My biggest debt of gratitude is to the one person who is not here today in person, although I have no doubt that she is here with us. Linda was the love of my life. She had to be to marry me three times! In our almost 23 years we packed in a lifetime. We were told three years ago that Linda would not live 5 more years. The week of our wedding in 2008 we were told that she was in fact terminally ill. Linda insisted that we keep that to ourselves, so that our wedding would be about love, not illness. Our vows were special to us because we knew what our commitment was really going to mean. Linda faced this awful disease with grace. She said she used my dad, Mari, and Kay Smith as her role models. We worked to see our last 12 years as a gift to use well rather than becoming bitter. That’s not always easy, but Linda worked at it. She wanted to live until she just stopped, which is pretty much what she did. Linda hiked with oxygen. She walked pushing her wheelchair. She worked and went home to use oxygen, then went back to work the next shift. She drove her beloved Spyder with her oxygen in the front and Chloe and Kerry on the back, mostly to prove to all of us that she still could- and sometimes just to get a reaction out of me.

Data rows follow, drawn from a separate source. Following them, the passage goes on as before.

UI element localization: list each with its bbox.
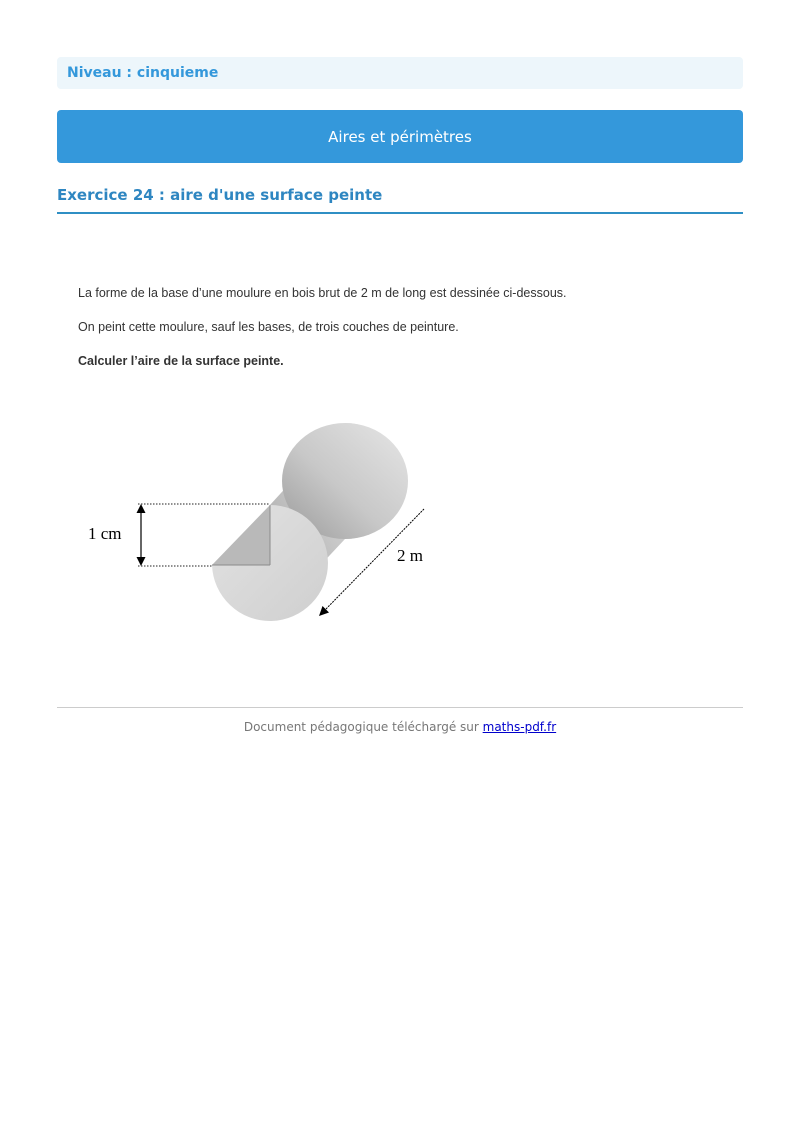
moulding-figure	[80, 415, 440, 630]
statement-paragraph-1: La forme de la base d’une moulure en bois brut de 2 m de long est dessinée ci-dessous.	[78, 286, 567, 300]
footer-link[interactable]: maths-pdf.fr	[482, 720, 557, 734]
moulding-notch-corner	[212, 505, 270, 565]
level-badge: Niveau : cinquieme	[57, 57, 743, 89]
statement-question: Calculer l’aire de la surface peinte.	[78, 354, 284, 368]
length-label: 2 m	[397, 546, 423, 565]
radius-dimension-arrow	[137, 504, 146, 566]
chapter-title-banner	[57, 110, 743, 163]
radius-label: 1 cm	[88, 524, 122, 543]
footer-divider	[57, 707, 743, 708]
footer	[57, 720, 743, 734]
statement-paragraph-2: On peint cette moulure, sauf les bases, de trois couches de peinture.	[78, 320, 459, 334]
chapter-title: Aires et périmètres	[328, 127, 472, 146]
footer-text: Document pédagogique téléchargé sur	[243, 720, 483, 734]
exercise-title: Exercice 24 : aire d'une surface peinte	[57, 186, 743, 214]
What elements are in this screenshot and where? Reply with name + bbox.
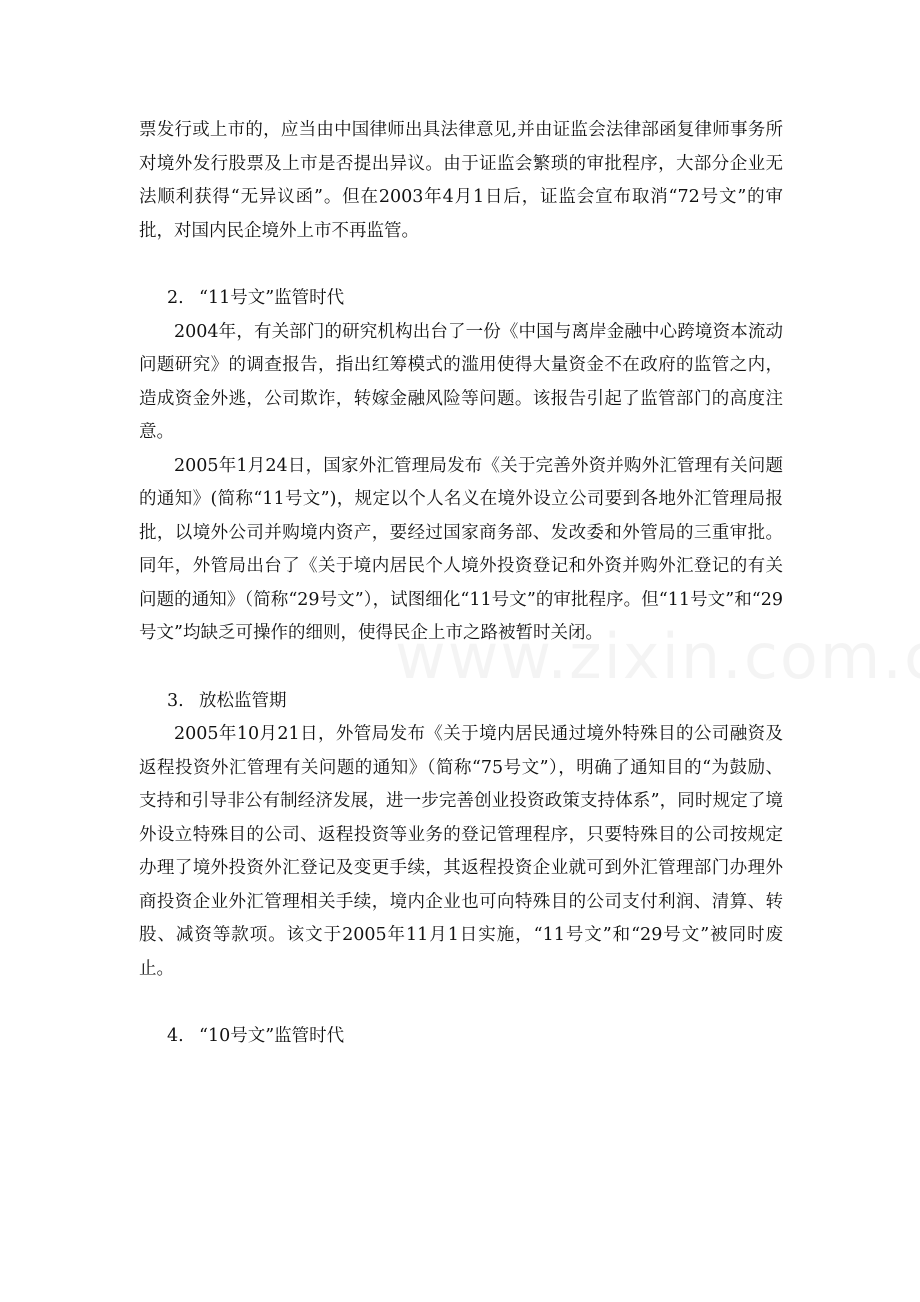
spacer (139, 986, 783, 1020)
section-heading-2 (139, 282, 783, 316)
section-heading-3 (139, 685, 783, 719)
paragraph-11-document: 2005年1月24日，国家外汇管理局发布《关于完善外资并购外汇管理有关问题的通知》(简称“11号文”)，规定以个人名义在境外设立公司要到各地外汇管理局报批，以境外公司并购境内资产，要经过国家商务部、发改委和外管局的三重审批。同年，外管局出台了《关于境内居民个人境外投资登记和外资并购外汇登记的有关问题的通知》（简称“29号文”），试图细化“11号文”的审批程序。但“11号文”和“29号文”均缺乏可操作的细则，使得民企上市之路被暂时关闭。 (139, 455, 783, 643)
section-title: “10号文”监管时代 (199, 1026, 345, 1046)
paragraph-2004-report: 2004年，有关部门的研究机构出台了一份《中国与离岸金融中心跨境资本流动问题研究》的调查报告，指出红筹模式的滥用使得大量资金不在政府的监管之内，造成资金外逃，公司欺诈，转嫁金融风险等问题。该报告引起了监管部门的高度注意。 (139, 321, 783, 442)
paragraph-72-document: 票发行或上市的，应当由中国律师出具法律意见,并由证监会法律部函复律师事务所对境外发行股票及上市是否提出异议。由于证监会繁琐的审批程序，大部分企业无法顺利获得“无异议函”。但在2003年4月1日后，证监会宣布取消“72号文”的审批，对国内民企境外上市不再监管。 (139, 120, 783, 241)
section-title: 放松监管期 (199, 690, 287, 711)
spacer (139, 248, 783, 282)
paragraph-75-document: 2005年10月21日，外管局发布《关于境内居民通过境外特殊目的公司融资及返程投资外汇管理有关问题的通知》（简称“75号文”），明确了通知目的“为鼓励、支持和引导非公有制经济发展，进一步完善创业投资政策支持体系”，同时规定了境外设立特殊目的公司、返程投资等业务的登记管理程序，只要特殊目的公司按规定办理了境外投资外汇登记及变更手续，其返程投资企业就可到外汇管理部门办理外商投资企业外汇管理相关手续，境内企业也可向特殊目的公司支付利润、清算、转股、减资等款项。该文于2005年11月1日实施，“11号文”和“29号文”被同时废止。 (139, 724, 783, 979)
section-number: 2. (167, 288, 184, 308)
spacer (139, 651, 783, 685)
section-number: 3. (167, 690, 184, 711)
section-title: “11号文”监管时代 (199, 288, 345, 308)
section-heading-4 (139, 1020, 783, 1054)
section-number: 4. (167, 1026, 184, 1046)
document-body (139, 114, 783, 1054)
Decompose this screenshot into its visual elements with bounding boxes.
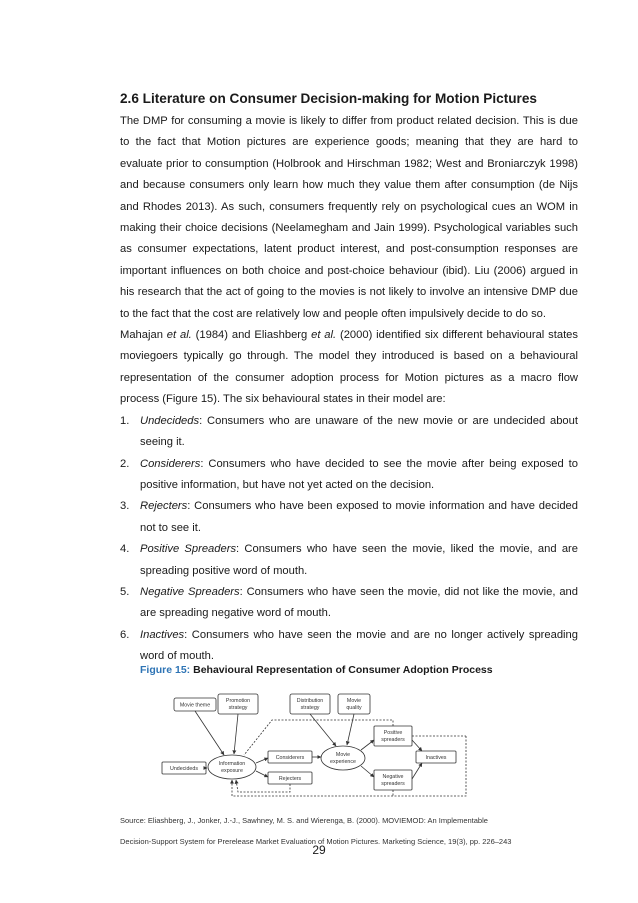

In our last week together, we had a moment when she had a crisis at about 1am. All of us at the house were finally heading to bed, and Linda was in a deep sleep. I was not sure I would ever talk to her again. The nurse sent us to bed to get some rest. Linda went into crisis and could not breathe. We scooped her up, and I held her for an hour or so as we waited for more meds to work. In that time she came to, and looked at me eye to eye. Her Peter pan smile came back, and she said “you know, I’ve always loved you, and I always will.” That was my gift- Linda was able to say goodbye, on her terms. I was lucky to have been married to her, and we completed our circle together, surrounded by friends and family. I am grateful for that, and for your support today.